Özetlersek, bu evrende ne öyle varlığı “kendinde şey” olan bir Ahmet, Ayşe, ya da elektron, atom veya güneş sistemi gibi “kendinde şey”-“objektif mutlak gerçeklikler” vardır, ne de bunları yaratan doğa üstü metafizik bir “idee”!.. Her şey, kendi içinde bir A-B sistemi olarak sistem merkezinde bulunan sıfır noktasında (“Tanrı, Hak”) gerçekleşirken, aynı anda, bir başka dış unsurla (Şekilde E, ilişki-etkileşme esnasında C olarak kendi nefsiyle (gene sistem merkezindeki sıfır noktasında) izafi bir gerçeklik şeklinde varolur, bilinir. Dikkat edin, iç diyalog açısından sistem merkezi olarak ifade edilen sıfır noktası, aynı anda, bir dış unsurla etkileşmeye bağlı olarak sistemin kendi nefsiyle gerçekleştiği nokta oluyor! “Ben”, “benden içeri olan Ben’i” kendi içinde barındıran izafi bir gerçeklik olarak vücud buluyor!…
İşte size o “Kaf Dağı”, işte onun ardında bir “canavarın” (nefsin) koruması altında bulunan “nadide çiçek”!.. Ve işte, modern sistem biliminin olduğu kadar atalarımızdan bize miras kalan bütün o tasavvuf bilincinin de özü-esası…
Aman dikkat! Şimdi bazıları hemen diyecekler ki, “aha işte bak, sen de sıfır noktasından -yani yokluktan- bahsediyorsun bunun adı “Tanrıtanımazlık” – “ateizm”- değil midir!?
Alâkası yok!! “Ateizmin”, yani “Tanrıtanımazlığın” özünde materyalizm yatar, materyalizmin “kendinde şey” madde-varoluş anlayışı yatar; varolmak için başka nesnelere ihtiyaç duymayan “objektif-mutlak gerçeklik” anlayışı yatar. “Ateistler”, idealizme, onun idee-Tanrı, din anlayışına karşı çıkarlarken kendilerinin de yeni bir din yarattıklarının farkında bile olmazlar! Metafizik bir “madde” dini! Onlar, bilimi pozitivist felsefeye göre yorumlayarak bir din haline getirirlerken, bunun da altında, günlük hayatın mekanik akışı içinde şekillenen sübjektif idealist bir “objektif-mutlak gerçeklik”-“kendinde şey madde” anlayışı olduğunun farkında olmazlar!..
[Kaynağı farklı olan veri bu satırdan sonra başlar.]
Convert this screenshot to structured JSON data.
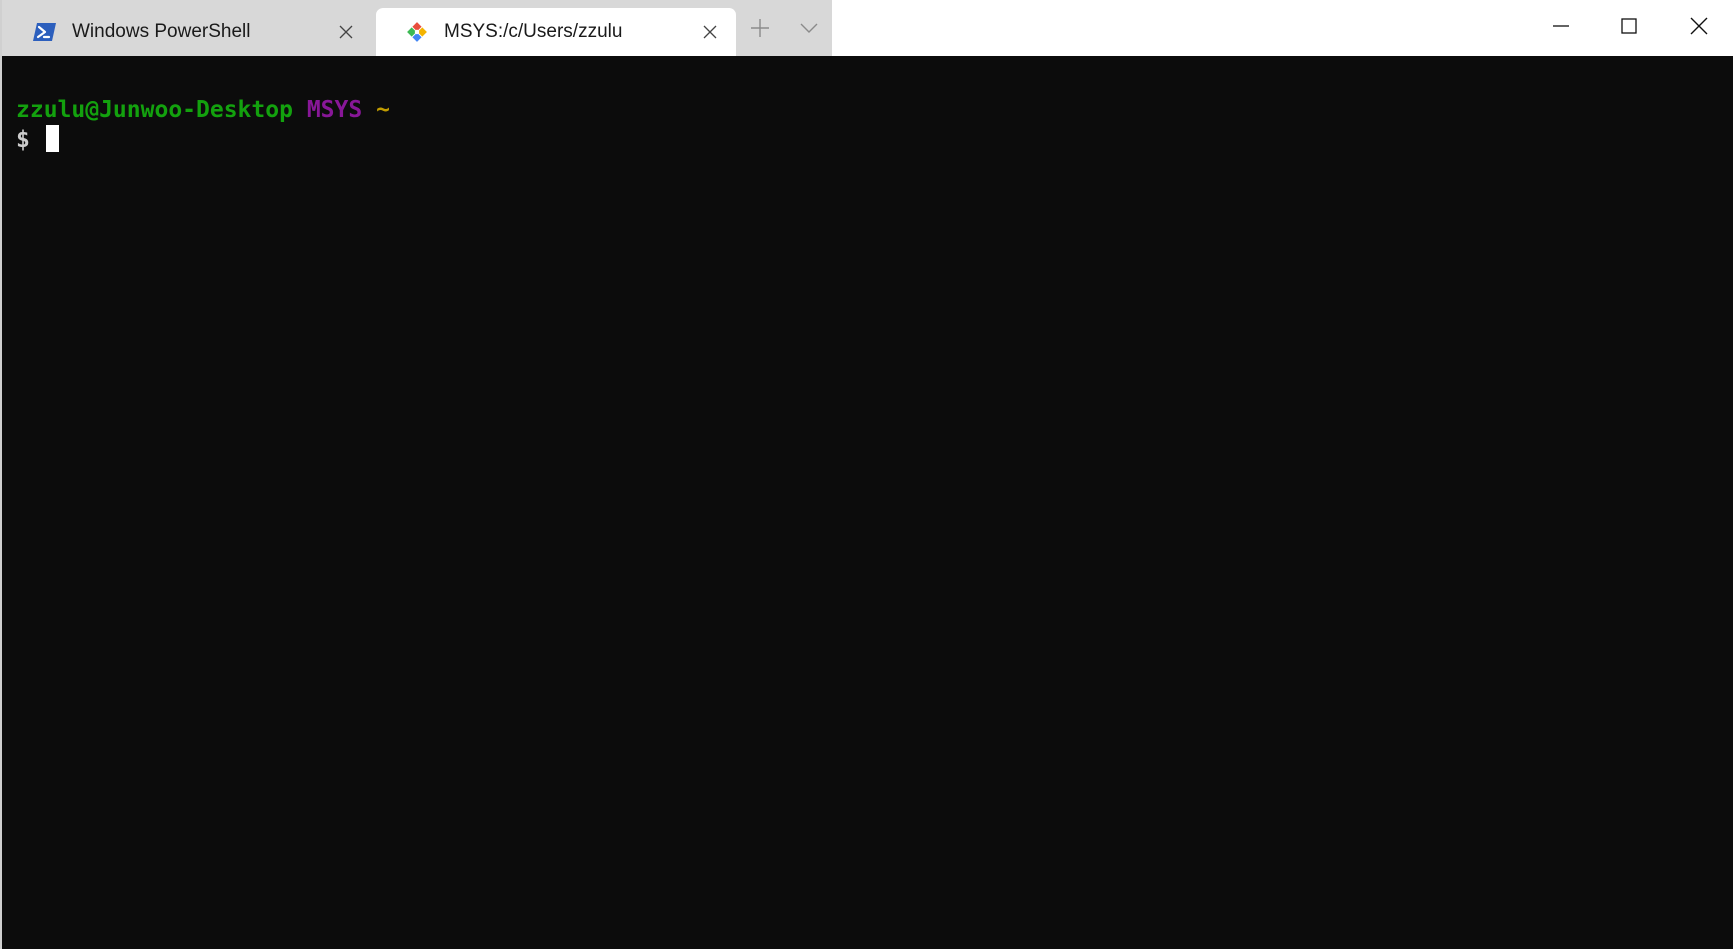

Burjuvazinin tarih sahnesine çıkışına paralel olarak bilimsel temellerini Newton fiziğinde bulan ve insanın doğayı keşfi sürecinde idealizme karşı tarihsel olarak belirli bir görevi yerine getiren klasik bilim -ve onun felsefi zemini olan “materyalizm”- kuantum fiziğinin ve sistem biliminin ortaya çıkışıyla birlikte aslında çoktan tarihin çöp sepetine atılmış bir dünya görüşüdür. Çünkü, örneğin bir kuantum fiziğiyle -onun madde, varoluş anlayışıyla- “materyalizmi” bir arada düşünmek mümkün değildir! Ama tabi, kafasındaki ideolojik şablomları atabilenler farkedebiliyor bunu. Yoksa atış serbest!..
Aslında ne kadar ilginç; idealizmle materyalizm arasındaki o ideolojik perdeyi kaldırıverin, ortada sadece sınıflı toplum dünya görüşünden başka bir şey olmayan “kendinde şey” varlıklar anlayışı kalır! Biri der ki, “şeylerin bir yaratıcıya ihtiyacı yoktur, onlar objektif-mutlak maddi gerçekliklerdir”! Diğeri ise, metafizik bir “yaratan-yaratılan” anlayışından yola çıktığı için, bu durumda da gene, varlıkların karşılıklı etkileşme esnasında birbirlerini yaratırken yaratıldıkları anlayışına yer kalmaz.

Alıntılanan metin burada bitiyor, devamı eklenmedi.